物価上昇は食品、衣服、ガソリンや電気料金、家賃などの生活必需品において特に顕著だ。個人消費デフレータのうち生活必需品の価格はコロナ前に比べて23%上昇したのに対し、それ以外の裁量的消費品目では17%にとどまった。
そのダメージは支出に占める生活必需品の割合が高い低所得の家計ほど大きい。コロナ直前は所得階層下位20%の家計の支出のうち51%が裁量的消費に向けられていたが、コロナ禍で急落後は回復せず今も48%にとどまる。生活必需品の支払いにきゅうきゅうとして余計な支出を我慢している状況だ。
その割に米国全体の消費が底堅いのは、高所得者層の消費意欲が旺盛なためだ。所得階層上位20%では家計支出に占める裁量的消費のシェアはコロナ期もさほど低下せず、最近ではコロナ前の66%を僅かながらも上回っている。所得階層上位20%が米国の消費全体に占めるシェアは4割、裁量的消費に限れば45%に近い。高所得者層に支えられる米国消費という構図がコロナ禍で一段と明確になった。
マインド面でも消費格差は拡大した。コロナ発生直後は所得を問わず大きく振れていた消費者信頼感指数は、インフレが顕著になった2023年以降は所得上位層が回復する一方で低位層は停滞を続ける二極化が進んでいる。
米国大統領選の帰趨を最終的に決めるのは経済情勢といわれ続けて久しい。今回は久方ぶりの高インフレが長引いて低所得者層への後遺症が甚大だったことが強い現職批判につながったとみている。
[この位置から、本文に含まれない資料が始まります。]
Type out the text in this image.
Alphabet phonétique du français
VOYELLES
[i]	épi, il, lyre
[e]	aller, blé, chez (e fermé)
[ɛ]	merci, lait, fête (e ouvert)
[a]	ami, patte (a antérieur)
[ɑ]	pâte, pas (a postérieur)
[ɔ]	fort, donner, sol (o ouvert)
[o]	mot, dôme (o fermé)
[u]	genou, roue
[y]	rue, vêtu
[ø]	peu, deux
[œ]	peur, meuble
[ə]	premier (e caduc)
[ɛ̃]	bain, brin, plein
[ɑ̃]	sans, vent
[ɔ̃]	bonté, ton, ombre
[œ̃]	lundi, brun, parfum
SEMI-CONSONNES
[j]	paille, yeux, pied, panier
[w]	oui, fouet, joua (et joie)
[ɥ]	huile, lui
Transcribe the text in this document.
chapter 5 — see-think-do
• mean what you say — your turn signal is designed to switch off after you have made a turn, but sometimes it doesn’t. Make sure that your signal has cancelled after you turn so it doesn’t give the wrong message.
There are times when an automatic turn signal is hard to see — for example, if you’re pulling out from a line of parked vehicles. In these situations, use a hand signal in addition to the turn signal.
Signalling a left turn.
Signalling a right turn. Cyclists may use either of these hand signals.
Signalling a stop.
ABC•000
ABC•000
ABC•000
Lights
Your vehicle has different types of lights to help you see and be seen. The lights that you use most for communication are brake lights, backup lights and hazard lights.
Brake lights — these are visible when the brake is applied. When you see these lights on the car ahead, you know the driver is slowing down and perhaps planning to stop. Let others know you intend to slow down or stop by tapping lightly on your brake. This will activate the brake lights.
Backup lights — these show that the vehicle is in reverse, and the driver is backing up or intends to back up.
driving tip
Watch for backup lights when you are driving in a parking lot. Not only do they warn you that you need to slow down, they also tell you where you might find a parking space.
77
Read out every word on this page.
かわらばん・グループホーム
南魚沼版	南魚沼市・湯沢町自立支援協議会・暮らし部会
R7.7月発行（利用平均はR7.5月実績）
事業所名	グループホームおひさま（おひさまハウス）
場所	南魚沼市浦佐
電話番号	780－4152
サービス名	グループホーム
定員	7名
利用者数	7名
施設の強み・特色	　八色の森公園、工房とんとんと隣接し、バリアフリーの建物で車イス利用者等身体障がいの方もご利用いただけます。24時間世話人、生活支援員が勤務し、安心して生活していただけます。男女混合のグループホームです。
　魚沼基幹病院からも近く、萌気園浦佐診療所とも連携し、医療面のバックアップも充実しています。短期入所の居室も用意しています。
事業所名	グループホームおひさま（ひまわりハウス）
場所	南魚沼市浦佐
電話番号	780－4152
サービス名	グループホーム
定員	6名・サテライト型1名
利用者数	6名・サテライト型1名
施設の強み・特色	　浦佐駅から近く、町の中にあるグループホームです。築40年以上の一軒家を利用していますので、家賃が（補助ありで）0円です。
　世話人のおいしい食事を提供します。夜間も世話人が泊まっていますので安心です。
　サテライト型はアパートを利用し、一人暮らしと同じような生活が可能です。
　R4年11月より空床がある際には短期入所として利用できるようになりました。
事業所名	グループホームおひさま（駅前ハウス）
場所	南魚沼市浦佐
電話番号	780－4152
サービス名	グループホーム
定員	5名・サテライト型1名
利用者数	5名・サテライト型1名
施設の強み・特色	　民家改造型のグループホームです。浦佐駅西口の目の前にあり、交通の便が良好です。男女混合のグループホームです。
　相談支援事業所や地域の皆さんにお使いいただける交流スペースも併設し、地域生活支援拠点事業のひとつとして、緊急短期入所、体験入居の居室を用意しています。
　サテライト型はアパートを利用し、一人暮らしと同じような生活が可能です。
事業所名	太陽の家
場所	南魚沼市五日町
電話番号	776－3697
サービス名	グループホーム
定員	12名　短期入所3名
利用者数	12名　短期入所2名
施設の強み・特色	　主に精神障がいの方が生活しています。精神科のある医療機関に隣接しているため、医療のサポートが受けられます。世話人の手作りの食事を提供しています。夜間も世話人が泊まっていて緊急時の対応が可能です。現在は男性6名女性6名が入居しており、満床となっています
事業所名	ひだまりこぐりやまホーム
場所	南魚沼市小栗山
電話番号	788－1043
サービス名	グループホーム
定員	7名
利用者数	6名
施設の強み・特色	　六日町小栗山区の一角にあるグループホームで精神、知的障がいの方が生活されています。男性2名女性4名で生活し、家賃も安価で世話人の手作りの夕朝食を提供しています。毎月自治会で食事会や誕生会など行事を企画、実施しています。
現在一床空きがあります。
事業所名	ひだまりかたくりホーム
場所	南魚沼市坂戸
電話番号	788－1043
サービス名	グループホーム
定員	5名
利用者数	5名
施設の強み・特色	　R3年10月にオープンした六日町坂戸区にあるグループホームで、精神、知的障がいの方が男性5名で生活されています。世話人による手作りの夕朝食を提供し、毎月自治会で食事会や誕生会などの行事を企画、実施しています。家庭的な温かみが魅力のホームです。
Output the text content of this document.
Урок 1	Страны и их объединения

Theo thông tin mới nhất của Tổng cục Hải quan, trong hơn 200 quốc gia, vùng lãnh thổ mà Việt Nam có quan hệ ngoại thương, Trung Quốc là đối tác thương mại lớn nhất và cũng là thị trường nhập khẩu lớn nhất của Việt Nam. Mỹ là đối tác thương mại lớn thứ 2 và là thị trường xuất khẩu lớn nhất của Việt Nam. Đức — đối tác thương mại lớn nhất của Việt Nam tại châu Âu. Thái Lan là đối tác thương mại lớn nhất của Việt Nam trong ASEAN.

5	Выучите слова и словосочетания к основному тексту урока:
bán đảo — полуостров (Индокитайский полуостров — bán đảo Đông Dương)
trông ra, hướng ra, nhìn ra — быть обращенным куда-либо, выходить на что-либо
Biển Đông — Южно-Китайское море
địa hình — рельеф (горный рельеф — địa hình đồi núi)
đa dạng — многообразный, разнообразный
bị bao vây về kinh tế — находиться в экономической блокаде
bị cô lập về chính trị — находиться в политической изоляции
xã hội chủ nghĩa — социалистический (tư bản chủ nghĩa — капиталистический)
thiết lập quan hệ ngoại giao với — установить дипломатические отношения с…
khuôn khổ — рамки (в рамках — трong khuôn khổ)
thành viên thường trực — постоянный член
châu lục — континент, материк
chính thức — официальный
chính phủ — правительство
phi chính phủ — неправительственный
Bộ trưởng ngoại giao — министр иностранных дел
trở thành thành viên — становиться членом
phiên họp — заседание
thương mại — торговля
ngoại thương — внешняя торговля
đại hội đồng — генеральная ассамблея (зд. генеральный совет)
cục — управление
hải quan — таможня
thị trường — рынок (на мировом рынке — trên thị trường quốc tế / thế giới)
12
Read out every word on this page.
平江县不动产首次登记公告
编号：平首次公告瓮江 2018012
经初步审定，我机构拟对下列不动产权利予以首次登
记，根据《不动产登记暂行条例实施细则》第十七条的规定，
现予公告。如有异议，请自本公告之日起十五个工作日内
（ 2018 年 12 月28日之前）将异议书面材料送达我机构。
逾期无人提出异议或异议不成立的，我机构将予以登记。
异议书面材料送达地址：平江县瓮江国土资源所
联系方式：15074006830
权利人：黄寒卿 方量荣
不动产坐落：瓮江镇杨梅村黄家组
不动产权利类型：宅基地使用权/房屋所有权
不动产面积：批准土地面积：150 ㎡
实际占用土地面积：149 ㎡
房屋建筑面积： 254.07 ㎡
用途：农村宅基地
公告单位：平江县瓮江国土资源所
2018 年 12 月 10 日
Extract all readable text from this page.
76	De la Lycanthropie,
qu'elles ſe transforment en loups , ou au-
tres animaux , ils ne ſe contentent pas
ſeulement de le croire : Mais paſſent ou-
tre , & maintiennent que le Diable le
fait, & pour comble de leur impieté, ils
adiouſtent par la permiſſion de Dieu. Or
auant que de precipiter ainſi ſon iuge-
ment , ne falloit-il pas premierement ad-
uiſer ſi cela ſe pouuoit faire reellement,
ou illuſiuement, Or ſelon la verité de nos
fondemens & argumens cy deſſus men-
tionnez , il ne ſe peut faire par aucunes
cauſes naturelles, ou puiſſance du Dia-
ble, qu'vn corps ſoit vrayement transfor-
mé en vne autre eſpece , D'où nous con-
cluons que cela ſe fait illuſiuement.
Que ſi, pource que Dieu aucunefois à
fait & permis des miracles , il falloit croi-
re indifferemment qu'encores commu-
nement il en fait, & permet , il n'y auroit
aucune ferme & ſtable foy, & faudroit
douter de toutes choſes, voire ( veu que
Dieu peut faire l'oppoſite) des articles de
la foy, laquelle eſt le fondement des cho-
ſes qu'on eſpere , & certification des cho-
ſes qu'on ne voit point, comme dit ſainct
本来民主党支持の多い有色人種の票が低所得者層を中心にトランプ氏側に流れたことは一つの証左だ。
こうして誕生する第2次トランプ政権が財政、移民抑制、高関税などインフレ的な政策を標榜しているのは皮肉なことだ。ただ、その物価への影響を米国選挙民が実感するのは26年以降になろう。